ERIC Number: ED229789
Record Type: RIE
Publication Date: 1983-Mar
Reference Count: 0
CAI Invention Strategies.
Rodrigues, Raymond J.; Rodrigues, Dawn
Prewriting programs using computers fall into two broad categories: interactive and noninteractive. An early example of a noninteractive program is that of Ellen Nold, called "Cinnamon." Its purpose was to present the student with a series of content questions. In answering such questions, the student would be accumulating a set of data that could be incorporated later into a piece of writing. In another noninteractive program, Nold forced her students to consider their audiences. Parallel to Nold's, but somewhat interactive, is a program developed by William Wresch. In his program, Wresch includes specific questions designed to help students structure their writing. An interactive invention program developed by Hugh Burns makes use of the tagmemic matrix of Young, Becker, and Pike; the pentad of Burke; and the enthymeme topoi of Aristotle. A program by Helen Schwartz leads students through prewriting exercises specifically designed to develop their ability to write literary papers. A more recent interactive invention program based upon creative problem-solving techniques makes use of visual synectics, in which a student selects a picture or views a graphic display on the monitor, lists elements of the picture onto the computer, and then relates, through comparisons, how the elements compare to the topic. Along with these developments are the new research questions raised by computer assisted writing instruction. One possible area of research concerns the nature of computer responses as rewards. Another area of investigation might be culturally determined learning styles.

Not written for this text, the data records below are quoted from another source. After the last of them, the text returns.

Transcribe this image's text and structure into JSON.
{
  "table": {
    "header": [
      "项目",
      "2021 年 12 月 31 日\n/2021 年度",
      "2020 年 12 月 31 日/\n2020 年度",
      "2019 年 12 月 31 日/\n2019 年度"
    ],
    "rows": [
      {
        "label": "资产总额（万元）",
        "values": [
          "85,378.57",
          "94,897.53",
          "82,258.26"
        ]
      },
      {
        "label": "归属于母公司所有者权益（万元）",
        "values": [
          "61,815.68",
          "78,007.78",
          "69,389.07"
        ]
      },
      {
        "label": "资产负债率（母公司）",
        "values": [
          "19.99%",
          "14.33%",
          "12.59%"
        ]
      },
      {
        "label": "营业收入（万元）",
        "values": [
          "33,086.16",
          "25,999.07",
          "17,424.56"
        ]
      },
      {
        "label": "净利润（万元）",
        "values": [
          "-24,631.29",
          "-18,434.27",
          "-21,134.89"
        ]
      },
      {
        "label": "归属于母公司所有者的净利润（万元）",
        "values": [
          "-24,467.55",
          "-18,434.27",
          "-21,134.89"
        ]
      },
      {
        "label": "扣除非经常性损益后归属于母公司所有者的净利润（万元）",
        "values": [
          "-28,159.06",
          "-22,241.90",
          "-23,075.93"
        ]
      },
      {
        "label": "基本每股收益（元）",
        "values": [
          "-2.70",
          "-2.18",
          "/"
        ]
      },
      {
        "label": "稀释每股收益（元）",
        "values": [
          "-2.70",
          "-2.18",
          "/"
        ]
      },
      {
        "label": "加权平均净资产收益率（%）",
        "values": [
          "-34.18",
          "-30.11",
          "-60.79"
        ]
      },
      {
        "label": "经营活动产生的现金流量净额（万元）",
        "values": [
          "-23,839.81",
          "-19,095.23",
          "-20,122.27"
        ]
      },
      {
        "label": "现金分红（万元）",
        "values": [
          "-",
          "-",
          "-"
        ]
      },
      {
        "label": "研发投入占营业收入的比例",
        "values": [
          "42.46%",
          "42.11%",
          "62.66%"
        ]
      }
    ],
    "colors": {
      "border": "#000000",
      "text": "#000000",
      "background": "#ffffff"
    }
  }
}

Thus, while computer assisted writing programs are exciting tools, they also provide variables for further research. (HOD)
Publication Type: Information Analyses; Opinion Papers; Speeches/Meeting Papers
Education Level: N/A
Authoring Institution: N/A
Identifiers: Invention (Rhetorical)
Note: Paper presented at the Annual Meeting of the Conference on College Composition and Communication (34th, Detroit, MI, March 17-19, 1983).